Das Vorgehen gegen die Gruppe „Letzte Generation“ erinnert an die Zustände in der Weimarer Republik, als die Justiz Kriegsgegner wie Carl von Ossietzky und Kommunisten rücksichtslos verfolgte, während rechte Gewalttäter und Nazis – wie die Mörder Rosa Luxemburgs und Karl Liebknechts und Hitler nach dem gescheiterten Putsch von 1923 – verschont wurden oder mit Bagatellstrafen davonkamen.

Der Paragraph 129 StGB, auf den sich die Verfolgung der Klimaschützer stützt, steht selbst in dieser Tradition. Von 1871 bis 1945 hatte er sich noch gegen eine „staatsfeindliche Verbindung“ gerichtet. Die politische Stoßrichtung wurde schon im Namen deutlich. Verfolgt wurden damit unter Bismarck die Sozialdemokratie und nach dem Ersten Weltkrieg die Kommunistische Partei (KPD). In den 1950er Jahren wurden KPD-Mitglieder, die erst wenige Jahre zuvor aus den Konzentrationslagern der Nazidiktatur freigekommenen waren, wieder mit diesem Paragraphen konfrontiert. Er wurde in den 1950er und 1960er Jahren genutzt, um Gegner der Wiederaufrüstung und tatsächliche oder vermeintliche Unterstützer der 1956 verbotenen KPD zu verfolgen.

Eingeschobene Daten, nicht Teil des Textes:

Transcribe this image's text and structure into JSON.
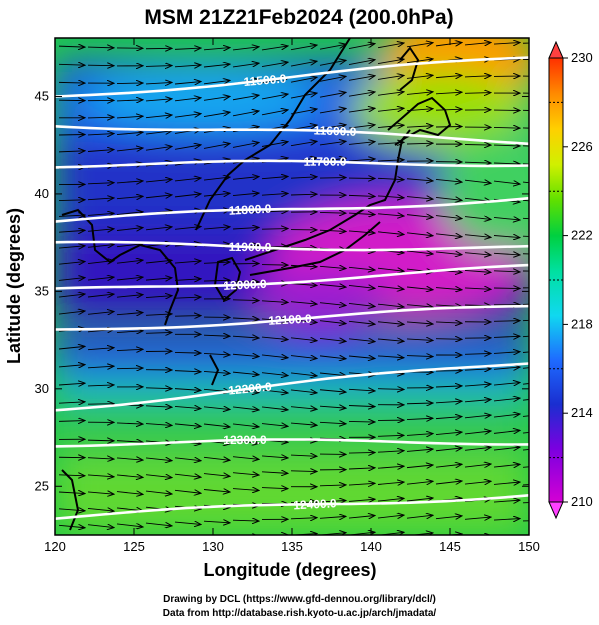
{
  "title": "MSM 21Z21Feb2024 (200.0hPa)",
  "xlabel": "Longitude (degrees)",
  "ylabel": "Latitude  (degrees)",
  "credit_drawing": "Drawing by DCL (https://www.gfd-dennou.org/library/dcl/)",
  "credit_data": "Data from http://database.rish.kyoto-u.ac.jp/arch/jmadata/",
  "map": {
    "lon_range": [
      120,
      150
    ],
    "lat_range": [
      22.5,
      48
    ],
    "lon_ticks": [
      "120",
      "125",
      "130",
      "135",
      "140",
      "145",
      "150"
    ],
    "lat_ticks": [
      "25",
      "30",
      "35",
      "40",
      "45"
    ],
    "colorbar": {
      "min": 210,
      "max": 230,
      "tick_labels": [
        "210",
        "214",
        "218",
        "222",
        "226",
        "230"
      ]
    },
    "contours": [
      {
        "label": "11500.0",
        "lat_left": 45.0,
        "lat_right": 47.0
      },
      {
        "label": "11600.0",
        "lat_left": 43.6,
        "lat_right": 42.7
      },
      {
        "label": "11700.0",
        "lat_left": 41.5,
        "lat_right": 41.6
      },
      {
        "label": "11800.0",
        "lat_left": 38.6,
        "lat_right": 39.8
      },
      {
        "label": "11900.0",
        "lat_left": 37.4,
        "lat_right": 37.2
      },
      {
        "label": "12000.0",
        "lat_left": 35.0,
        "lat_right": 36.2
      },
      {
        "label": "12100.0",
        "lat_left": 33.0,
        "lat_right": 34.2
      },
      {
        "label": "12200.0",
        "lat_left": 29.0,
        "lat_right": 31.4
      },
      {
        "label": "12300.0",
        "lat_left": 27.2,
        "lat_right": 27.3
      },
      {
        "label": "12400.0",
        "lat_left": 23.4,
        "lat_right": 24.6
      }
    ]
  }
}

Juristisch sind die Ermittlungen gegen die Klimaaktivisten haltlos. Legal Tribune Online zitiert den Tübinger Staatsrechtsprofessor Jochen von Bernstorff mit der Aussage, auch „störende Protestformen sind in der Regel vom Grundrecht auf Versammlungsfreiheit geschützt“. Von Bernstorff macht darauf aufmerksam, dass die Debatte nicht neu sei. Er erinnert an die Sitzblockaden gegen nukleare Wiederaufbereitungs- und Endlagerstandorte in den 1980er-Jahren und an Proteste vor US-Kasernen gegen die atomare Nachrüstung im sogenannten „heißen Herbst“ 1983.

Damals beteiligten sich führende Intellektuelle, wie die Schriftsteller Heinrich Böll, Günter Grass, Walter Jens, der Theologe Helmut Gollwitzer und der spätere Innenminister Otto Schily an Sitzblockaden gegen den Nato-Doppelbeschluss.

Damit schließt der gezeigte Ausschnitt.